Her book The Ballad of Jacob Peck dug deep into an 1805 murder case ending in the execution of a man clearly, by today's standard of understanding, deranged by mental illness. Complicating that matter was the incendiary sermons of the killer's preacher that arguably triggered the religiously saturated mental episode.
This latest volume adds to a genre Komar seems to have all to herself - historic forensic non-fiction.
"Another benefit of history is, we can look at issues like this from a distance, and that gives us more room to talk about what we can learn for today from the problems and wounds of the past," she said. "When you work criminal cases you do the work the court wants, and when I did academic research I filled in those kinds of gaps in knowledge under the auspices of the institution I worked for, but when I retired from the UN, I wanted to take historic Canadian crime, take modern forensic abilities, but always apply it to a larger question driving it. In this case it was biohistory. It was as much for my own edification as it was to prove things about this case.
"Another thing I wanted to highlight was how we have the ability to solve these historic crimes but the courts don't have the ability to do anything with it, because even knowing who the murderer and conspirators are in this case doesn't change that there can never be a prosecution for it. Everyone is long gone. So when you look at it from that perspective, this topic also caused me to consider what justice really was and how the system we use doesn't actually offer a lot of that."

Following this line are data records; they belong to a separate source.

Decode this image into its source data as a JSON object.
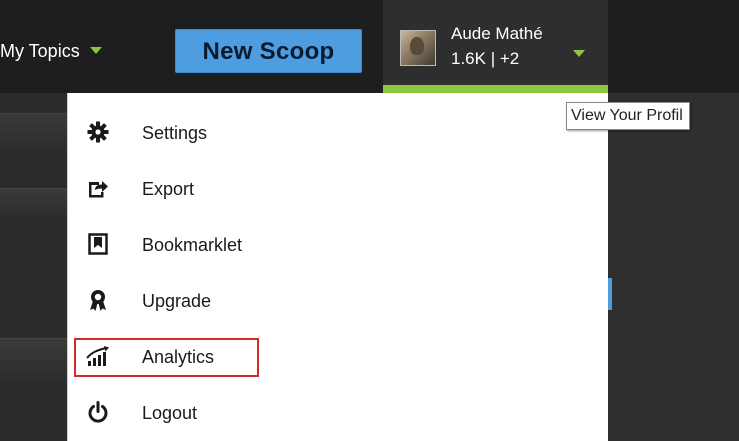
{
  "header": {
    "my_topics_label": "My Topics",
    "new_scoop_label": "New Scoop",
    "profile": {
      "name": "Aude Mathé",
      "stats": "1.6K | +2"
    }
  },
  "tooltip": {
    "text": "View Your Profil"
  },
  "menu": {
    "items": [
      {
        "label": "Settings",
        "icon": "gear-icon"
      },
      {
        "label": "Export",
        "icon": "export-icon"
      },
      {
        "label": "Bookmarklet",
        "icon": "bookmarklet-icon"
      },
      {
        "label": "Upgrade",
        "icon": "ribbon-icon"
      },
      {
        "label": "Analytics",
        "icon": "analytics-icon"
      },
      {
        "label": "Logout",
        "icon": "power-icon"
      }
    ],
    "highlighted_item": "Analytics"
  },
  "colors": {
    "accent_green": "#8dc63f",
    "button_blue": "#4d9de0",
    "highlight_red": "#d02a2a",
    "topbar_bg": "#1e1e1e"
  }
}
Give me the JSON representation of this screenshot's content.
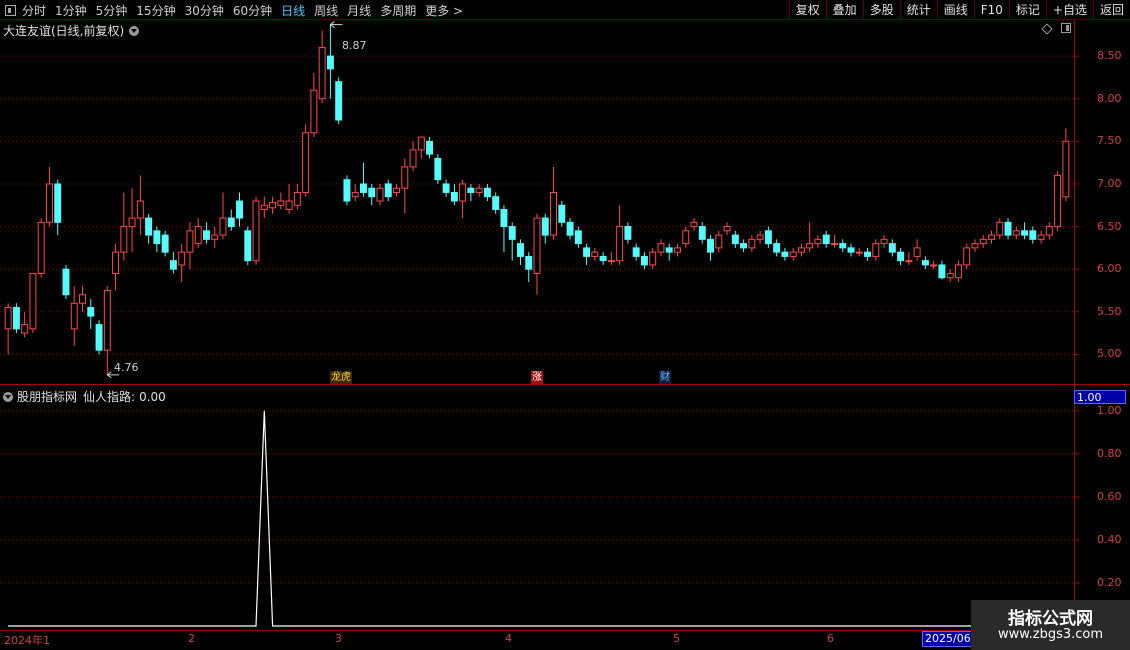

Inside the thick files of evidence in the Fort Stikine case there were plenty of fingers pointing to the actual killer and those who were complicit in the killing of John McLoughlin Jr. but it was a land without the formal rule of law, back then, and although HBC (especially McLoughlin Sr., one of the company's top officials) did its own internal probe, no one was ever called to account for the murder.
"There was no system coming for you. A lot of guys got away with murder by virtue of the fact there was no justice system to deal with them," Komar said.
In fact, it was in HBC's best interests back then, for recruiting new people to remote trading posts, that the word murder not get out. But that's not to say there wasn't careful chronicling going on.
"John McLoughlin Jr. was a footnote in so many HBC documents, so that's what made me wonder if we could figure it out 170-plus years later," she said. "Some things survived beautifully, some things do not. We call it time's arrow, in forensic archeology, that things deteriorate over time. The gun that was used to kill him was no longer there, but 50 replicas were available.
"Fort Stikine itself was razed, but there are schematics and drawings. I could build a 3D model, place the people in their positions, look at the ballistics, and use the same program I normally would for a modern investigation.
"The HBC archive is a giant thing in Winnipeg. They kept every piece of paper, every object, everything connected to that historic side of the company. God bless 'em, the HBC kept everything it ever touched, and it's sitting in a basement in Winnipeg."
Thrilled to have an historic chapter in its past given the forensic eye by one so accomplished in the field, HBC officials gave Komar wide allowances at the archive facility. She said it was like they wanted to know the truth as much as true-crime literature fans.
Komar also toured northern B.C. getting into the personal space of the mystery.
She will be back again later this month.
She will stop in Prince George for a reading, discussion and book signing at the Prince George Public Library's Bob Harkins Branch on June 25 at 7 p.m.